How to kill innovation

The Denver Post reports that the DPS Board is split on allowing two schools to adopt different practices under the recent School Innovation law.

A battle is brewing over two Denver schools that are seeking freedom from a host of state laws and regulations — most notably the hiring and firing of teachers.

Monday, Denver’s school board will vote on whether Montclair Elementary and Manual High schools can become “innovation schools” under a statute put in place last year. The board appears to be split.

Three members will probably vote against the proposal, and three members are staunchly for it. Jill Conrad, an at-large member on the Denver Public Schools board, appears to be the swing vote.

This debate, apparently focusing on teacher hiring and firing, comes shortly after Post reporter Jeremy Meyers’s piece calling the district out both on zero teachers being fired for performance last year, and the continued practice of “direct placements,” where teachers are assigned to schools even if principals do not want them.  Apparently, changing the hiring and firing process to put more control in the hands of the school principal is anathema to a system where there is not a single performance-based dismissal in a district of 4,5oo teachers where students lag the state proficiency averages by thirty points.

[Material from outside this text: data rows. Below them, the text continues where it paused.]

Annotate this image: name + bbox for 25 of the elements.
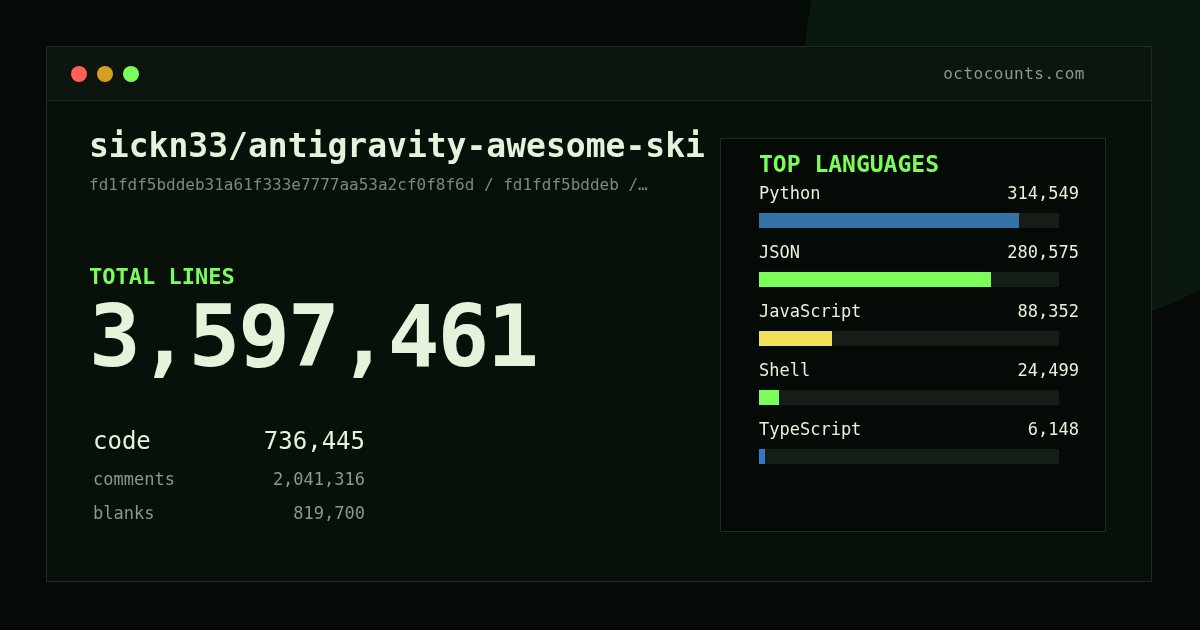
language-name: TypeScript [759,419,862,439]
window-control-icon[interactable] [71,65,87,82]
stat-value: 819,700 [292,503,365,523]
language-count: 6,148 [1027,419,1079,439]
language-name: Python [759,183,821,203]
total-value: 3,597,461 [89,293,538,379]
stat-value: 2,041,316 [271,469,365,489]
panel-title: TOP LANGUAGES [759,151,940,177]
language-count: 280,575 [1007,242,1079,262]
stat-label: comments [93,469,176,489]
commit-path: fd1fdf5bddeb31a61f333e7777aa53a2cf0f8f6d / fd1fdf5bddeb /… [89,175,649,194]
repo-name: sickn33/antigravity-awesome-ski [89,125,706,167]
window-control-icon[interactable] [97,65,113,82]
language-name: JSON [759,242,800,262]
language-count: 24,499 [1017,360,1079,380]
stat-label: blanks [93,503,156,523]
language-name: Shell [759,360,811,380]
window-control-icon[interactable] [123,65,139,82]
site-url: octocounts.com [943,64,1085,83]
total-label: TOTAL LINES [89,264,236,289]
language-count: 314,549 [1007,183,1079,203]
stat-label: code [93,427,152,455]
language-count: 88,352 [1017,301,1079,321]
language-name: JavaScript [759,301,862,321]
stat-value: 736,445 [262,427,365,455]
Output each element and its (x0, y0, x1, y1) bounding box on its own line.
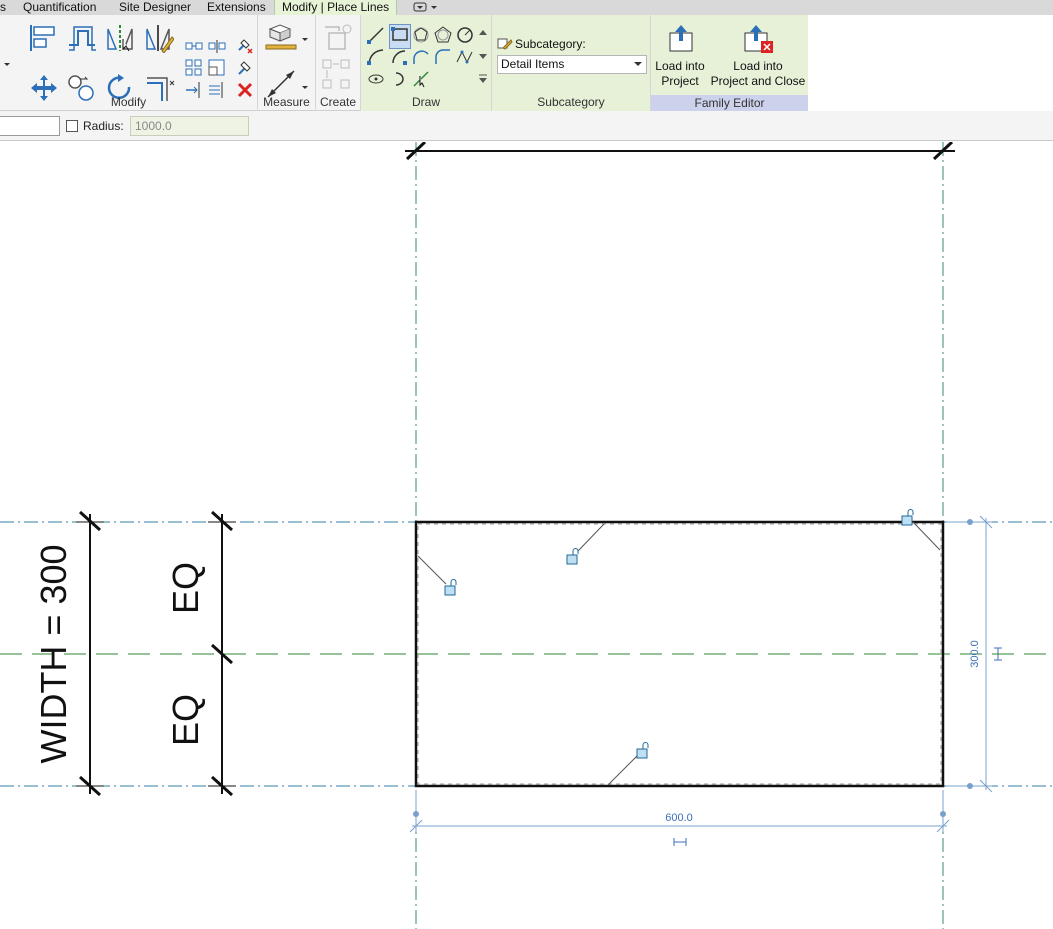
modify-panel-title: Modify (0, 95, 257, 109)
temp-dimension-horizontal-value[interactable]: 600.0 (665, 812, 693, 824)
tab-quantification[interactable]: Quantification (23, 0, 96, 15)
ellipse-tool-icon[interactable] (367, 70, 385, 91)
tab-extensions[interactable]: Extensions (207, 0, 266, 15)
load-and-close-label-1: Load into (709, 59, 807, 74)
drawing-canvas[interactable]: WIDTH = 300 EQ EQ 600.0 300.0 (0, 142, 1053, 929)
create-panel-title: Create (316, 95, 360, 109)
ribbon-empty-area (808, 15, 1053, 111)
tab-modify-place-lines[interactable]: Modify | Place Lines (274, 0, 397, 15)
lock-icon[interactable] (637, 743, 648, 759)
ribbon-display-icon[interactable] (413, 1, 441, 13)
scale-icon[interactable] (208, 59, 226, 80)
eq-label-bottom[interactable]: EQ (165, 694, 206, 746)
lock-icon[interactable] (445, 580, 456, 596)
create-panel: Create (316, 15, 361, 111)
load-and-close-label-2: Project and Close (709, 74, 807, 89)
subcategory-select[interactable]: Detail Items (497, 55, 647, 74)
offset-icon[interactable] (66, 23, 98, 56)
lock-icon[interactable] (902, 510, 913, 526)
subcategory-panel-title: Subcategory (492, 95, 650, 109)
measure-panel: Measure (258, 15, 316, 111)
load-into-project-button[interactable]: Load into Project (653, 21, 707, 93)
ribbon-tab-bar: s Quantification Site Designer Extension… (0, 0, 1053, 15)
radius-label: Radius: (83, 119, 124, 133)
expand-gallery-icon[interactable] (478, 72, 488, 89)
start-end-arc-icon[interactable] (367, 48, 385, 69)
draw-panel: Draw (361, 15, 492, 111)
load-into-project-label-2: Project (655, 74, 705, 89)
subcategory-icon (497, 36, 513, 55)
line-tool-icon[interactable] (367, 26, 385, 47)
draw-panel-title: Draw (361, 95, 491, 109)
ribbon: Modify Measure Create (0, 15, 808, 111)
split-element-icon[interactable] (208, 39, 226, 58)
load-and-close-icon (741, 23, 775, 58)
inscribed-polygon-icon[interactable] (412, 26, 430, 47)
family-editor-panel-title: Family Editor (651, 95, 808, 111)
pick-lines-icon[interactable] (412, 70, 430, 91)
fillet-arc-icon[interactable] (434, 48, 452, 69)
temp-dimension-vertical-value[interactable]: 300.0 (969, 640, 981, 668)
rectangle-tool-icon[interactable] (389, 24, 411, 49)
modify-panel: Modify (0, 15, 258, 111)
radius-checkbox[interactable] (66, 120, 78, 132)
eq-label-top[interactable]: EQ (165, 562, 206, 614)
mirror-pick-axis-icon[interactable] (105, 23, 135, 56)
pin-icon[interactable] (236, 59, 254, 80)
create-group-icon (321, 58, 353, 95)
align-icon[interactable] (28, 23, 58, 56)
tab-site-designer[interactable]: Site Designer (119, 0, 191, 15)
load-into-project-and-close-button[interactable]: Load into Project and Close (709, 21, 807, 93)
move-small-icon[interactable] (185, 39, 203, 58)
family-editor-panel: Load into Project Load into Project and … (651, 15, 808, 111)
chevron-down-icon (634, 62, 642, 66)
dropdown-arrow-icon[interactable] (1, 55, 13, 76)
lock-icon[interactable] (567, 549, 578, 565)
circle-tool-icon[interactable] (456, 26, 474, 47)
options-text-field[interactable] (0, 116, 60, 136)
partial-ellipse-icon[interactable] (390, 70, 408, 91)
subcategory-panel: Subcategory: Detail Items Subcategory (492, 15, 651, 111)
circumscribed-polygon-icon[interactable] (434, 26, 452, 47)
subcategory-value: Detail Items (501, 57, 564, 71)
measure-panel-title: Measure (258, 95, 315, 109)
options-bar: Radius: 1000.0 (0, 111, 1053, 141)
tab-partial[interactable]: s (0, 0, 6, 15)
radius-input[interactable]: 1000.0 (130, 116, 249, 136)
scroll-up-icon[interactable] (478, 26, 488, 43)
subcategory-label: Subcategory: (515, 37, 586, 51)
unpin-icon[interactable] (236, 37, 254, 58)
array-icon[interactable] (185, 59, 203, 80)
load-into-project-icon (666, 23, 696, 56)
component-icon (321, 23, 353, 56)
load-into-project-label-1: Load into (655, 59, 705, 74)
spline-tool-icon[interactable] (456, 48, 474, 69)
measure-icon[interactable] (264, 23, 310, 56)
tangent-end-arc-icon[interactable] (412, 48, 430, 69)
mirror-draw-axis-icon[interactable] (144, 23, 174, 56)
center-ends-arc-icon[interactable] (390, 48, 408, 69)
flip-dimension-icon[interactable] (674, 838, 686, 846)
width-label[interactable]: WIDTH = 300 (33, 544, 74, 763)
scroll-down-icon[interactable] (478, 49, 488, 66)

The problem here is simple accountability: One cannot in clear conscience hold a principal accountable for a school where s/he does not choose the teachers (imagine if a professional athletic coach could not choose who played and who sat on the bench).   Without control over who is in the classrooms with students, the ability to make a meaningful impact to a school is badly diluted.  Who of us in our professional lives would not argue for the ability to choose the people we manage?

The Innovation Schools Act was first weakened, and a watered-down version finally passed.  Intended to serve as a catalyst to innovation, its core principle is simple: allow school leadership to make changes that they believe will help student achievement under a careful process of application to the local school board.  All of just three schools in DPS have risen to this challenge (Bruce Randolph, Montclair Elementary and Manual).

Rather than allow two of these (Montcalir, and Manual for an expansion of waivers from its application last year) to continue to experiment with school-based reform, we now have board members who believe both that the status quo in teacher hiring and firing is sufficient, and that their views should trump those of the school’s leaders.  The irony of school board members, usually the most voracious proponents of local control, choosing to overrule school leadership — in just two of 140 schools — is apparently lost.

I am now of the opinion that — in contrast to both the national stage and Denver’s burgeoning charter movement — education reform in Denver’s district schools is dying, and will likely be dead within months.  Should these innovation proposals fail — and they arehalf-pregnant reform strategies — it will serve as one of a long line of exhibits of how the traditional interests that line public education kill innovation and reform.